Nous devons encore vérifier si les préfaces des textes réédités sont strictement identiques ou évoluent avec le travail de l’imprimeur. Nous avons déjà constaté dans notre travail de transcription, lorsque la préface est la même, des différences de mise en page, de mots raccourcis ou non… Dans notre édition finale des transcriptions, les variantes seront stipulées clairement afin de noter toutes les différences.
Les destinataires
Un autre angle d’étude consistera à analyser à qui sont adressées les préfaces de Gryphe. La plupart d’entre elles sont destinées au lecteur, qu’il soit studieux, médecin ou juriste… Gryphe interpelle ainsi directement le public susceptible d’être intéressé par l’édition qu’il propose. C’est assez révélateur du type de marché de l’imprimerie : écoles, lieux d’étude… Lyon n’étant pas une ville universitaire, son marché s’étend bien au-delà de la ville où il exerce.
Quatre préfaces sont adressées au cardinal Jean du Bellay, ecclésiastique et diplomate français. Les préfaces dont le destinataire est un homme politique montrent l’importance du réseau auquel appartient l’imprimeur pour pouvoir assurer la diffusion des titres qu’il édite. Gryphe est au cœur de la transmission des idées et idéologies. Ses relations avec les hommes politiques sont à la fois un gage de conformité à une pensée et de protection (fig. 1).

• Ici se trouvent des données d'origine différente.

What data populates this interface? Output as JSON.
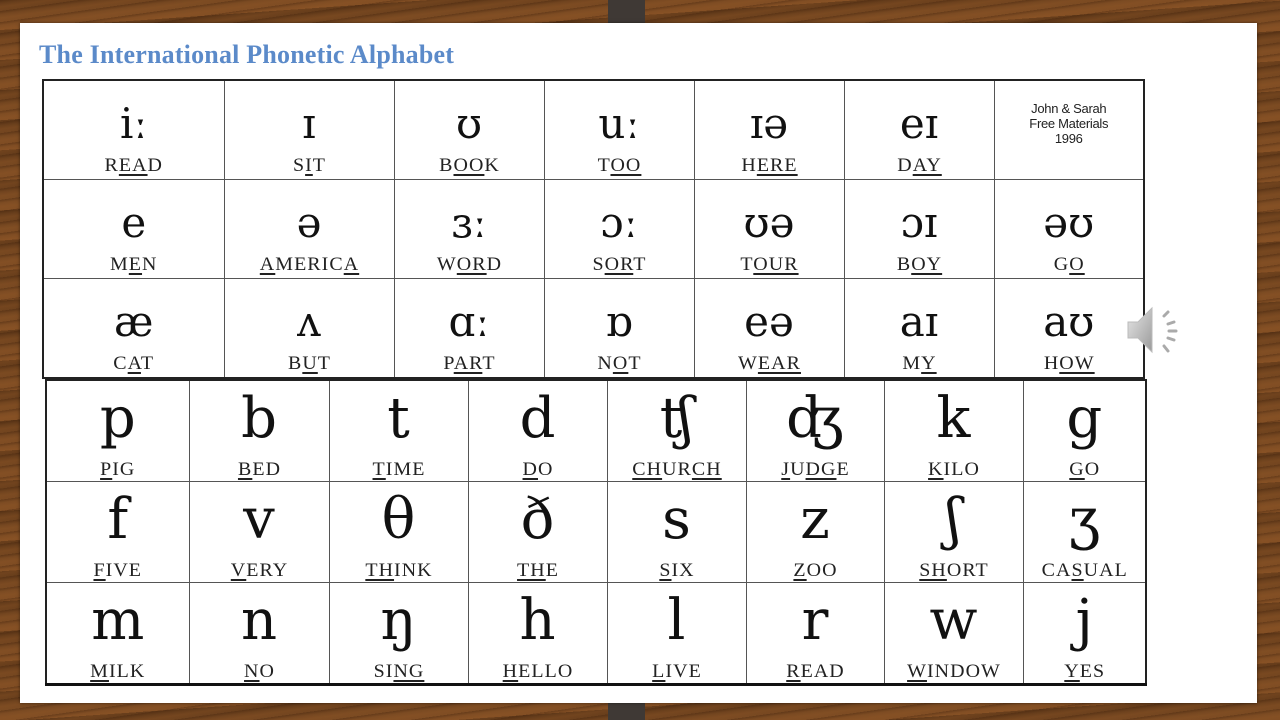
{
  "slide": {
    "title": "The International Phonetic Alphabet",
    "credit": [
      "John & Sarah",
      "Free Materials",
      "1996"
    ]
  },
  "vowels": [
    [
      {
        "symbol": "iː",
        "word": [
          "R",
          "EA",
          "D"
        ]
      },
      {
        "symbol": "ɪ",
        "word": [
          "S",
          "I",
          "T"
        ]
      },
      {
        "symbol": "ʊ",
        "word": [
          "B",
          "OO",
          "K"
        ]
      },
      {
        "symbol": "uː",
        "word": [
          "T",
          "OO",
          ""
        ]
      },
      {
        "symbol": "ɪə",
        "word": [
          "H",
          "ERE",
          ""
        ]
      },
      {
        "symbol": "eɪ",
        "word": [
          "D",
          "AY",
          ""
        ]
      },
      {
        "credit": true
      }
    ],
    [
      {
        "symbol": "e",
        "word": [
          "M",
          "E",
          "N"
        ]
      },
      {
        "symbol": "ə",
        "word": [
          "",
          "A",
          "MERIC",
          "A",
          ""
        ]
      },
      {
        "symbol": "ɜː",
        "word": [
          "W",
          "OR",
          "D"
        ]
      },
      {
        "symbol": "ɔː",
        "word": [
          "S",
          "OR",
          "T"
        ]
      },
      {
        "symbol": "ʊə",
        "word": [
          "T",
          "OUR",
          ""
        ]
      },
      {
        "symbol": "ɔɪ",
        "word": [
          "B",
          "OY",
          ""
        ]
      },
      {
        "symbol": "əʊ",
        "word": [
          "G",
          "O",
          ""
        ]
      }
    ],
    [
      {
        "symbol": "æ",
        "word": [
          "C",
          "A",
          "T"
        ]
      },
      {
        "symbol": "ʌ",
        "word": [
          "B",
          "U",
          "T"
        ]
      },
      {
        "symbol": "ɑː",
        "word": [
          "P",
          "AR",
          "T"
        ]
      },
      {
        "symbol": "ɒ",
        "word": [
          "N",
          "O",
          "T"
        ]
      },
      {
        "symbol": "eə",
        "word": [
          "W",
          "EAR",
          ""
        ]
      },
      {
        "symbol": "aɪ",
        "word": [
          "M",
          "Y",
          ""
        ]
      },
      {
        "symbol": "aʊ",
        "word": [
          "H",
          "OW",
          ""
        ]
      }
    ]
  ],
  "consonants": [
    [
      {
        "symbol": "p",
        "word": [
          "",
          "P",
          "IG"
        ]
      },
      {
        "symbol": "b",
        "word": [
          "",
          "B",
          "ED"
        ]
      },
      {
        "symbol": "t",
        "word": [
          "",
          "T",
          "IME"
        ]
      },
      {
        "symbol": "d",
        "word": [
          "",
          "D",
          "O"
        ]
      },
      {
        "symbol": "ʧ",
        "word": [
          "",
          "CH",
          "UR",
          "CH",
          ""
        ]
      },
      {
        "symbol": "ʤ",
        "word": [
          "",
          "J",
          "U",
          "DG",
          "E"
        ]
      },
      {
        "symbol": "k",
        "word": [
          "",
          "K",
          "ILO"
        ]
      },
      {
        "symbol": "g",
        "word": [
          "",
          "G",
          "O"
        ]
      }
    ],
    [
      {
        "symbol": "f",
        "word": [
          "",
          "F",
          "IVE"
        ]
      },
      {
        "symbol": "v",
        "word": [
          "",
          "V",
          "ERY"
        ]
      },
      {
        "symbol": "θ",
        "word": [
          "",
          "TH",
          "INK"
        ]
      },
      {
        "symbol": "ð",
        "word": [
          "",
          "TH",
          "E"
        ]
      },
      {
        "symbol": "s",
        "word": [
          "",
          "S",
          "IX"
        ]
      },
      {
        "symbol": "z",
        "word": [
          "",
          "Z",
          "OO"
        ]
      },
      {
        "symbol": "ʃ",
        "word": [
          "",
          "SH",
          "ORT"
        ]
      },
      {
        "symbol": "ʒ",
        "word": [
          "CA",
          "S",
          "UAL"
        ]
      }
    ],
    [
      {
        "symbol": "m",
        "word": [
          "",
          "M",
          "ILK"
        ]
      },
      {
        "symbol": "n",
        "word": [
          "",
          "N",
          "O"
        ]
      },
      {
        "symbol": "ŋ",
        "word": [
          "SI",
          "NG",
          ""
        ]
      },
      {
        "symbol": "h",
        "word": [
          "",
          "H",
          "ELLO"
        ]
      },
      {
        "symbol": "l",
        "word": [
          "",
          "L",
          "IVE"
        ]
      },
      {
        "symbol": "r",
        "word": [
          "",
          "R",
          "EAD"
        ]
      },
      {
        "symbol": "w",
        "word": [
          "",
          "W",
          "INDOW"
        ]
      },
      {
        "symbol": "j",
        "word": [
          "",
          "Y",
          "ES"
        ]
      }
    ]
  ],
  "audio": {
    "icon": "speaker-icon"
  }
}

Une préface est adressée à l’historien contemporain Arnoul Le Ferron. Ce texte est d’autant plus important à nos yeux qu’il figure dans un titre même du destinataire. Or cet ouvrage a déjà paru en 1536 chez Gryphe, préparé par Étienne Dolet et avec une préface de Dolet. On sait que la rupture entre Gryphe et Dolet a eu lieu en 1538. Quand en 1540, le griffon publie à nouveau Le Ferron, il s’y excuse dans la préface de la piètre qualité de la première édition. Le rôle de l’imprimeur est avant toute chose un métier de commerçant. Il faut savoir conserver les auteurs que l’on publie. Cette préface est à la fois révélatrice de ce rapport à l’auteur et à la concurrence (fig. 2).
D’une manière générale, ces trois axes : marché, réseau, concurrence, seront précisés lorsque nous aurons fini la traduction de tous les textes.
Conclusion
Cette étude résume le fruit de nos recherches à un instant T. Le recensement n’est pas fini, et l’étude des textes en est à ses balbutiements. Nous allons chercher par la suite à vérifier si parmi nos hypothèses, certaines font émerger une ligne éditoriale, mais pour l’heure nous ne saurions dire, au vu de nos recherches actuelles, si cela est le cas.